Descrivici in due parole il “tuo” Employees Only
«Il bar è come un rifugio in cui le persone al tuo fianco hanno un obiettivo comune: il nostro è intrattenere la gente. Fare drink buoni, in poco tempo e senza inutili paillettes. Le nostre postazioni sono agli antipodi del concetto di ergonomia. Per lavorare ci muoviamo da un posto all’altro. E ogni sera misceliamo e balliamo. Si fa festa con gli ospiti, sempre nel rispetto dei rispettivi ruoli. L’Employees Only è stata la mia palestra professionale, ma anche un luogo dove sono nate amicizie sincere. Devo tutto al mio mentore e amico Duschan Zaric. la mente della miscelazione all’Employees Only, insieme agli altri soci e fondatori del locale: Jason Kosmas, Igor Hadzimajlovic, Henry LaFargue e Billy Gilroy».

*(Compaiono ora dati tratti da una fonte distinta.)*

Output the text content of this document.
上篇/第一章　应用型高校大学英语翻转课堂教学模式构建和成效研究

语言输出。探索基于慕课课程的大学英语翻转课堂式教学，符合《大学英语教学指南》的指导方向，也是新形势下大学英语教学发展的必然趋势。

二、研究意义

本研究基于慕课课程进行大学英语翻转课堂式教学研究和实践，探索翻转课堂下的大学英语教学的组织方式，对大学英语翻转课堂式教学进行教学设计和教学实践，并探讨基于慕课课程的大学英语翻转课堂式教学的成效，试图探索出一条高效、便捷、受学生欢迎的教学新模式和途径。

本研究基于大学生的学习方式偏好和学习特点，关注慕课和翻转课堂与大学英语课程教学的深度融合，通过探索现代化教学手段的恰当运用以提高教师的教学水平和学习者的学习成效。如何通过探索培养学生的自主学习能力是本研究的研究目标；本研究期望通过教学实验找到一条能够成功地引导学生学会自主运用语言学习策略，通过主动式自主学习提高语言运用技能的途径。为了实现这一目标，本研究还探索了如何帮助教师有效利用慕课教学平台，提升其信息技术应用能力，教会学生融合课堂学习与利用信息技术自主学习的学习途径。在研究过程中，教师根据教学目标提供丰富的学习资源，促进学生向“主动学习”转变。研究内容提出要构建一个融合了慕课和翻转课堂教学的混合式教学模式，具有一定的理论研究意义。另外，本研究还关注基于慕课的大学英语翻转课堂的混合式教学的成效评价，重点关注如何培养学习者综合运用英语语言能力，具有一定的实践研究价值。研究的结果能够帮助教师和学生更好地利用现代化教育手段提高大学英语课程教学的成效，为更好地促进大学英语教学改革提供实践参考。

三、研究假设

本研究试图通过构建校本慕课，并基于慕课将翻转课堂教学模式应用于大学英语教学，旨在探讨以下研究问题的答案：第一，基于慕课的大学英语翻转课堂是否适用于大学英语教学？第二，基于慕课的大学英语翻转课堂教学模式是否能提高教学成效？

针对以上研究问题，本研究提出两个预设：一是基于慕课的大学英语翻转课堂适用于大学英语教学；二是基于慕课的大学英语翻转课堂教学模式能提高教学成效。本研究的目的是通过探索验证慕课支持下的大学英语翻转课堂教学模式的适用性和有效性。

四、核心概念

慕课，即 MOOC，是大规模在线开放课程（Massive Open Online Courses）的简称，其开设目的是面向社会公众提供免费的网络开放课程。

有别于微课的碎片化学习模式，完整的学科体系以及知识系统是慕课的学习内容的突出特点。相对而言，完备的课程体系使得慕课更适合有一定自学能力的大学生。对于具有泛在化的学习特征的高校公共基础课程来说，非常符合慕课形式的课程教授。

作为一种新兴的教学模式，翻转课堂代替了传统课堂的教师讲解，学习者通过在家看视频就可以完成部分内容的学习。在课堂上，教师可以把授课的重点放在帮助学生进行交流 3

L’anno scorso sei stato a Roma per un seminario di due giorni. Com’è andata?
Parlare così tanto davanti a un gruppo di professionisti attenti e curiosi è stato impegnativo. Ho cercato di raccontare il mio lavoro di tutti i giorni e le mie abitudini. Niente di più. Non sono un fissato di miscelazione di ricerca.A differenza del resto d’Europa, ma soprattutto dell’Asia, gli italiani non sono timidi e fanno sempre un sacco di domande interessanti. L’esperienza italiana è stata un momento di crescita anche per me. Grazie all’invito di Matteo Zed e allo staff di Sviluppo Horeca Factory ho avuto l’opportunità di apprezzare le vostre eccellenze: bitter, amari, liquori tipici. Tutti prodotti che stanno avendo un grande successo a New York.

La vostra ricetta segreta per far felici gli ospiti?
Un bar, buoni drink in tempi rapidi e un servizio attento.

Qual è il tuo rapporto con gli aperitivi italiani?
Direi ottimo. Ho la mia trilogia perfetta. Prima del turno parto con un Negroni (massimo uno!), durante la serata un Americano e a fine serata, per rilassarmi, preparo uno Spritz. Adoro la cultura dei vermouth, degli amari. Dal Fernet Branca al Borghetti. Una parte di rum, una di Caffè Borghetti, ghiaccio e faccio felice molti ospiti.